Google, LLC
Headquartered in the United States, Google is a subsidiary of Alphabet, Inc. The company offers some of the world's most popular internet services and products and has captured 90% of the search engine market worldwide. YouTube, its video-sharing service, had 2.7 billion monthly active users as of February 2025. Its email service, Gmail, had 2.5 billion active users in 2024. Google derives most of its revenue from targeted advertising.
Google continued to face lawsuits, probes, and scrutiny over the human rights impacts of its operations and practices. In 2024, Ireland’s Data Protection Commission launched an investigation into whether the company conducted a data protection impact assessment before processing personal data to develop its artificial intelligence model, the Pathways Language Model 2 (PaLM 2). Meanwhile, a U.S. consumer privacy lawsuit alleged that the company secretly tracked users while they browsed in incognito mode. Google settled for USD 5 billion. Additionally, in August 2024, a U.S. federal judge ruled that the company violated antitrust law by operating its search service as a monopoly.
The company also came under scrutiny from civil society groups over its content policies and handling of censorship demands. In Russia, YouTube complied with government takedown demands and blocked several videos related to evading military service. Journalists and human rights groups who shared videos about virtual private networks (VPNs) also received blocking notices. Google was also widely criticized for failing to enforce its own advertising rules against graphic advertisements run by the Israeli government in the context of the war on Gaza. The advertisements were part of the Israeli government’s campaign to drum up support for the war and to discredit the United Nations Relief and Works Agency for Palestine Refugees (UNRWA).
Google’s performance in the 2025 RDR Index largely stagnated, but the company ranked second due to its strong past performance, the decline of X (formerly Twitter), and the removal of Yahoo from the assessment. The company provided little evidence of conducting due diligence on its policy enforcement processes, its deployment and development of algorithmic systems, and its targeted advertising policies and practices. The company also failed to align its AI Principles with international human rights standards. On the contrary, in February 2025, it updated those principles, backtracking on previous commitments against developing AI for weapons and surveillance.
The 2025 RDR Index: Big Tech Edition covers policies that were active on August 1, 2024. Policies that came into effect after August 1, 2024, were not evaluated for this benchmark.
Scores reflect the average score across the services we evaluated, with each service weighted equally.
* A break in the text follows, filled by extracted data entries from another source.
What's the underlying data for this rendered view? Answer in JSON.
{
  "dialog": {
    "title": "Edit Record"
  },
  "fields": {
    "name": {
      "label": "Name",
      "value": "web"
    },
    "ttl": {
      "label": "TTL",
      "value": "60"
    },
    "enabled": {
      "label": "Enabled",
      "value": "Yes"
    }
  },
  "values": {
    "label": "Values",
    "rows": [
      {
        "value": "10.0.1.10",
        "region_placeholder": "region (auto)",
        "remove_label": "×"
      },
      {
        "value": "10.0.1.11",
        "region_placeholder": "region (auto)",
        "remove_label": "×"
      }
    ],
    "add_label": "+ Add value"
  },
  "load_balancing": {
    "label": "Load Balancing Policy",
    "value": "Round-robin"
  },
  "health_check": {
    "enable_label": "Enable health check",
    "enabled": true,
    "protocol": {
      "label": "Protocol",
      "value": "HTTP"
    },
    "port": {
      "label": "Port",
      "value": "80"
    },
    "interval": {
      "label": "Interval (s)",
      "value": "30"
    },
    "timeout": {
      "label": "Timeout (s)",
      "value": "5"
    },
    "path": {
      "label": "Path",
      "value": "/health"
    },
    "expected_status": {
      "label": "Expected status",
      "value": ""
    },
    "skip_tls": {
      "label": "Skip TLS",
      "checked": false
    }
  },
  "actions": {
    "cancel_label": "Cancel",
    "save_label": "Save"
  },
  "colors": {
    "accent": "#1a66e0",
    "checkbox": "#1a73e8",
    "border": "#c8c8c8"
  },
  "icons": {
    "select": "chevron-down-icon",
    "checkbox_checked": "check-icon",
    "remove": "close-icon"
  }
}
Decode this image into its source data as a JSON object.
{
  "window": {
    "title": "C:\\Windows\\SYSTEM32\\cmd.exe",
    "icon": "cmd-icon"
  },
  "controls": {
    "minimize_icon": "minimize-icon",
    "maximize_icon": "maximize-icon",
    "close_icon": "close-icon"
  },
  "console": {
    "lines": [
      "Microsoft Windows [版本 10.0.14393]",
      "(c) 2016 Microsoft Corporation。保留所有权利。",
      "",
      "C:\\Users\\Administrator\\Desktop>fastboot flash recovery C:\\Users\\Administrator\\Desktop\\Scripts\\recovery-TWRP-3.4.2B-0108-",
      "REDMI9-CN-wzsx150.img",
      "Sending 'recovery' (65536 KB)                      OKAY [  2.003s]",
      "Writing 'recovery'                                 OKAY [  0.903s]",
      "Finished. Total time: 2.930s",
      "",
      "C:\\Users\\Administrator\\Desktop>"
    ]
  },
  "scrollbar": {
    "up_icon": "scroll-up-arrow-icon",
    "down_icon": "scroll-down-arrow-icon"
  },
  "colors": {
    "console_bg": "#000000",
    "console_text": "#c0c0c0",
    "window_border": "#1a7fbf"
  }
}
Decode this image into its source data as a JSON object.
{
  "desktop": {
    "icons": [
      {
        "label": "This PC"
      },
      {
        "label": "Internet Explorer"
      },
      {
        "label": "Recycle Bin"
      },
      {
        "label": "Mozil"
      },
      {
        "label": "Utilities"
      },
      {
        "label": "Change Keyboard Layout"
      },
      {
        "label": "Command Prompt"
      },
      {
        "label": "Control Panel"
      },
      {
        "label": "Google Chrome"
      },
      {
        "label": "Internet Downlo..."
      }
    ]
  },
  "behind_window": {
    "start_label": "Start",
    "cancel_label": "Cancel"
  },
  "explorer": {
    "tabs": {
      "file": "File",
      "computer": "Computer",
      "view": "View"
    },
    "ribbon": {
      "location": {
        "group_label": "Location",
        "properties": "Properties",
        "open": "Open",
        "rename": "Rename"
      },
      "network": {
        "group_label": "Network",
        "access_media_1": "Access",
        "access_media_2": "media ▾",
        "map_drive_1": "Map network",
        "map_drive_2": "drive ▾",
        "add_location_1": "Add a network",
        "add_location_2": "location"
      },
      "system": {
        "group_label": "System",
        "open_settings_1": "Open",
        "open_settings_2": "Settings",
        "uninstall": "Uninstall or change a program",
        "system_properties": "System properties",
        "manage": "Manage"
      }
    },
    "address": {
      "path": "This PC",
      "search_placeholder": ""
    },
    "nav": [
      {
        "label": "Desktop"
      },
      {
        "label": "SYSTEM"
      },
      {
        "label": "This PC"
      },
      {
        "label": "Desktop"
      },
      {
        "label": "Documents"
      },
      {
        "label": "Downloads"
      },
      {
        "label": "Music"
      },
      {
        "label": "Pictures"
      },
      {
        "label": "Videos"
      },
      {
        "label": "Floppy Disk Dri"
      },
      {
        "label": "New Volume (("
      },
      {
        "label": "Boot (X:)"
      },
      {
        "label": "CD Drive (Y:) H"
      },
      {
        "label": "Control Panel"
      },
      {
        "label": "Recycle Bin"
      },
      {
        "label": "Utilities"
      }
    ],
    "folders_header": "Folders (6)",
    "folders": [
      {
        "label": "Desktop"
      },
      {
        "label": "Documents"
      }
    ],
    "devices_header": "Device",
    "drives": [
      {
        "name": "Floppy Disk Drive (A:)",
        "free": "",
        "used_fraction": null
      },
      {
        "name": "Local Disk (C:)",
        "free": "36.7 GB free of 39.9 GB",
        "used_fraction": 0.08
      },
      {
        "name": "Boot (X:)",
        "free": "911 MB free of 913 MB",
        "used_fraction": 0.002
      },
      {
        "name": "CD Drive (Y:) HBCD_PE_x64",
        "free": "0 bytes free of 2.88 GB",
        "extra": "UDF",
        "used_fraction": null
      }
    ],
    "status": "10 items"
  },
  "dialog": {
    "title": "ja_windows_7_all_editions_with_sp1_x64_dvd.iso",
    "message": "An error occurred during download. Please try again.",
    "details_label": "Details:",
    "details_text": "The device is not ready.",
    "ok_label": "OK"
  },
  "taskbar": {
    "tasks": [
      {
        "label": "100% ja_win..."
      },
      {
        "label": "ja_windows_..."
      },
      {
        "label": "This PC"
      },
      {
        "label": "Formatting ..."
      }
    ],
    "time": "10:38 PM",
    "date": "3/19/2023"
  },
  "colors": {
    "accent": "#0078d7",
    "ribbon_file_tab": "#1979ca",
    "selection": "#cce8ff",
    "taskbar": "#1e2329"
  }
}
We rank companies on their governance, and on their policies and practices affecting freedom of expression and privacy.
Google ranked third in the governance category, behind its U.S. peers Meta and Microsoft. The company disclosed a clear commitment to respecting users’ freedom of expression and privacy rights, but it failed to ground its AI principles in international human rights standards (G1). It enforced both board and executive-level oversight over how its practices affect freedom of expression and information as well as privacy (G2). It maintained its past disclosures on employee training and a whistleblowing program covering human rights (G3). However, Google’s remedy and redress mechanisms, including its process for handling content moderation appeals, lacked clarity (G6a, G6b). For example, it provided users with grievance mechanisms to submit complaints, but these mechanisms did not cover all types of freedom of expression and privacy violations. Further, while it provided developers of apps on Google Play and skills on Google Assistant with the possibility to appeal content moderation actions, it did not include this option for users (G6b).
Google ranked third in this category, behind ByteDance and X. While the company provided disclosures on what content it does not allow on its services (including advertising content) and the process for enforcing its rules (F3a, F3b, F3c), it provided limited data on the content or advertisements it restricted to enforce its rules (F4a, F4b, F4c). It published a policy on the use of algorithmic systems explaining how its search engine ranks results. It also improved its disclosures about how YouTube’s recommendation system works, including providing an explanation of the variables that affect it. However, it offered no analogous policy or information for its other evaluated services: Gmail, the Android mobile ecosystem, Google Drive, and Google Assistant (F1d).
Google also ranked third in the privacy category, behind its U.S. peers Apple and Microsoft. It lacked transparency about what user data it shares (P4) and infers (P3b), and how long it retains the information it collects (P6). It also provided insufficient options to users to control their data (P7) and access it (P8). The company clearly disclosed its process for handling government demands for user information (P10a) and published a transparency report that provided some insights into the number of such demands received as well as compliance rates. However, Google was not transparent about its handling of private requests for user information, disclosing only the basis under which it may comply with such requests and providing no data about the number of requests received (P10b, P11b).
[1] In November 2024, the EU released the risk assessment reports submitted by very large online platforms, including Google, as required by the DSA. However, the reports were published after the policy cut-off date and were therefore not considered in this assessment.